Relationship of nutrient dynamics and bacterial community structure at the water–sediment interface using a benthic chamber experiment

Abstract

The relationships between nutrient dynamics and the bacterial community at the water–sediment interface were investigated using the results of nutrient release fluxes, bacterial communities examined by 16S rRNA pyrosequencing and canonical correlation analysis (CCA) accompanied by lab-scale benthic chamber experiment. The nutrient release fluxes from the sediments into the water were as follows: −3.832 to 12.157 mg m−2 d−1 for total phosphorus, 0.049 to 9.993 mg m−2 d−1 for PO4-P, −2.011 to 41.699 mg m−2 d−1 for total nitrogen, −7.915 to −0.074 mg m−2 d−1 for NH3-N, and −17.940 to 1.209 mg m−2 d−1 for NO3-N. To evaluate the relationship between the bacterial communities and environmental variables, CCA was conducted in three representative conditions: in the overlying water, in the sediment at a depth of 0–5 cm, and in the sediment at a depth of 5–15 cm. CCA results showed that environmental variables such as nutrient release fluxes (TN, NH4, NO3, TP, and PO4) and water chemical parameters (pH, DO, COD, and temperature) were highly correlated with the bacterial communities. From the results of the nutrient release fluxes and the bacterial community, this study proposed the hypothesis for bacteria involved in the nutrient dynamics at the interface between water and sediment.
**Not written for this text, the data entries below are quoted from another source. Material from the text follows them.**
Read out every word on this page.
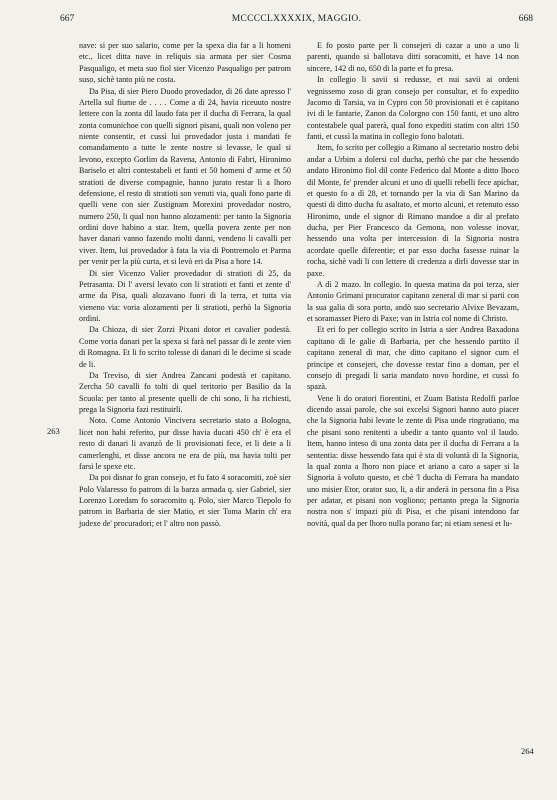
667	MCCCCLXXXXIX, MAGGIO.	668
263
264

nave: si per suo salario, come per la spexa dia far a li homeni etc., licet ditta nave in reliquis sia armata per sier Cosma Pasqualigo, et meta suo fiol sier Vicenzo Pasqualigo per patrom suso, sichè tanto più ne costa.

Da Pisa, di sier Piero Duodo provedador, di 26 date apresso l' Artella sul fiume de . . . . Come a di 24, havia riceuuto nostre lettere con la zonta dil laudo fata per il ducha di Ferrara, la qual zonta comunichoe con quelli signori pisani, quali non voleno per niente consentir, et cussì lui provedador justa i mandati fe comandamento a tutte le zente nostre si levasse, le qual si levono, excepto Gorlim da Ravena, Antonio di Fabri, Hironimo Bariselo et altri contestabeli et fanti et 50 homeni d' arme et 50 stratioti de diverse compagnie, hanno jurato restar li a lhoro defensione, el resto di stratioti son venuti via, quali fono parte di quelli vene con sier Zustignam Morexini provedador nostro, numero 250, li qual non hanno alozamenti: per tanto la Signoria ordini dove habino a star. Item, quella povera zente per non haver danari vanno fazendo molti danni, vendeno li cavalli per viver. Item, lui provedador à fata la via di Pontremolo et Parma per venir per la più curta, et si levò eri da Pisa a hore 14.

Di sier Vicenzo Valier provedador di stratioti di 25, da Petrasanta. Di l' aversi levato con li stratioti et fanti et zente d' arme da Pisa, quali alozavano fuori di la terra, et tutta via vieneno via: voria alozamenti per li stratioti, perhò la Signoria ordini.

Da Chioza, di sier Zorzi Pixani dotor et cavalier podestà. Come voria danari per la spexa si farà nel passar di le zente vien di Romagna. Et li fo scrito tolesse di danari di le decime si scade de li.

Da Treviso, di sier Andrea Zancani podestà et capitano. Zercha 50 cavalli fo tolti di quel teritorio per Basilio da la Scuola: per tanto al presente quelli de chi sono, li ha richiesti, prega la Signoria fazi restituirli.

Noto. Come Antonio Vincivera secretario stato a Bologna, licet non habi referito, pur disse havia ducati 450 ch' è era el resto di danari li avanzò de li provisionati fece, et li dete a li camerlenghi, et disse ancora ne era de più, ma havia tolti per farsi le spexe etc.

Da poi disnar fo gran consejo, et fu fato 4 soracomiti, zoè sier Polo Valaresso fo patrom di la barza armada q. sier Gabriel, sier Lorenzo Loredam fo soracomito q. Polo, sier Marco Tiepolo fo patrom in Barbaria de sier Matio, et sier Toma Marin ch' era judexe de' procuradori; et l' altro non passò.

E fo posto parte per li consejeri di cazar a uno a uno li parenti, quando si ballotava ditti soracomiti, et have 14 non sincere, 142 di no, 650 di la parte et fu presa.

In collegio li savii si redusse, et nui savii ai ordeni vegnissemo zoso di gran consejo per consultar, et fo expedito Jacomo di Tarsia, va in Cypro con 50 provisionati et è capitano ivi di le fantarie, Zanon da Colorgno con 150 fanti, et uno altro contestabele qual parerà, qual fono expediti statim con altri 150 fanti, et cussì la matina in collegio fono balotati.

Item, fo scrito per collegio a Rimano al secretario nostro debi andar a Urbim a dolersi col ducha, perhò che par che hessendo andato Hironimo fiol dil conte Federico dal Monte a ditto lhoco dil Monte, fe' prender alcuni et uno di quelli rebelli fece apichar, et questo fo a dì 28, et tornando per la via di San Marino da questi di ditto ducha fu asaltato, et morto alcuni, et retenuto esso Hironimo, unde el signor di Rimano mandoe a dir al prefato ducha, per Pier Francesco da Gemona, non volesse inovar, hessendo una volta per intercession di la Signoria nostra acordate quelle diferentie; et par esso ducha fasesse ruinar la rocha, sichè vadi li con lettere di credenza a dirli dovesse star in paxe.

A dì 2 mazo. In collegio. In questa matina da poi terza, sier Antonio Grimani procurator capitano zeneral di mar si partì con la sua galia di sora porto, andò suo secretario Alvixe Bevazam, et soramasser Piero di Paxe; van in Istria col nome di Christo.

Et eri fo per collegio scrito in Istria a sier Andrea Baxadona capitano di le galie di Barbaria, per che hessendo partito il capitano zeneral di mar, che ditto capitano el signor cum el principe et consejeri, che dovesse restar fino a doman, per el consejo di pregadi li saria mandato novo hordine, et cussì fo spazà.

Vene li do oratori fiorentini, et Zuam Batista Redolfi parloe dicendo assai parole, che soi excelsi Signori hanno auto piacer che la Signoria habi levate le zente di Pisa unde ringratiano, ma che pisani sono renitenti a ubedir a tanto quanto vol il laudo. Item, hanno inteso di una zonta data per il ducha di Ferrara a la sententia: disse hessendo fata qui è sta di voluntà di la Signoria, la qual zonta a lhoro non piace et ariano a caro a saper si la Signoria à voluto questo, et cbè 'l ducha di Ferrara ha mandato uno misier Etor, orator suo, li, a dir anderà in persona fin a Pisa per adatar, et pisani non vogliono; pertanto prega la Signoria nostra non s' impazi più di Pisa, et che pisani intendono far novità, qual da per lhoro nulla porano far; ni etiam senesi et lu-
In the sediment, sulfate-reducing bacteria (SRB) such as Desulfatibacillum, Desulfobacterium, Desulfomicrobium, and Desulfosalsimonas are expected to contribute to the decomposition of organic matter, and release of ammonia (NH4 +) and phosphate (PO4 3−). The PO4 3− released into the water layer was observed by the positive fluxes of PO4 3−. The NH4 + released from the sediment was rapidly oxidized by the methane-oxidizing bacteria (MOB). This study observed in the water layer dominantly abundant MOB of Methylobacillus, Methylobacter, Methylocaldum, and Methylophilus. The nitrate (NO3 −) accumulation caused by the oxidation environment of the water layer moved back to the sediment, which led to the relatively large negative fluxes of NO3 −, compared to the small negative fluxes of NH4 +. © 2018 Taylor & Francis Group, LLC.